Efficient Importance Sampling for Rare Event Simulation with Applications

TL;DR

This paper introduces a general method for optimal importance sampling in rare event simulation, providing explicit formulas for the tilting measure and demonstrating broad applicability across various distributions and practical financial and statistical problems.

Contribution

It develops a unified approach to find explicit optimal tilting measures for importance sampling, applicable to multiple distributions and real-world applications.

Findings

Explicit formulas for optimal tilting measures when the moment generating function exists

Applicable to normal, noncentral chi-squared, and compound Poisson distributions

Effective in computing value-at-risk and bootstrap confidence regions

Abstract

Importance sampling has been known as a powerful tool to reduce the variance of Monte Carlo estimator for rare event simulation.
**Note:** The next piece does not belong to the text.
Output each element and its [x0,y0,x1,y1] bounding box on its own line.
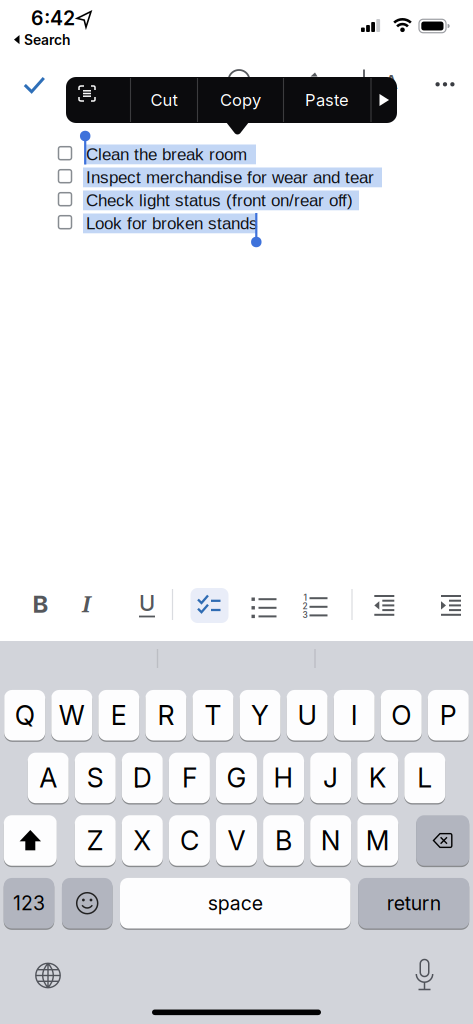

Based on the criterion of minimizing the variance of Monte Carlo estimator within a parametric family, we propose a general account for finding the optimal tilting measure. To this end, when the moment generating function of the underlying distribution exists, we obtain a simple and explicit expression of the optimal alternative distribution. The proposed algorithm is quite general to cover many interesting examples, such as normal distribution, noncentral $\chi^2$ distribution, and compound Poisson processes. To illustrate the broad applicability of our method, we study value-at-risk (VaR) computation in financial risk management and bootstrap confidence regions in statistical inferences.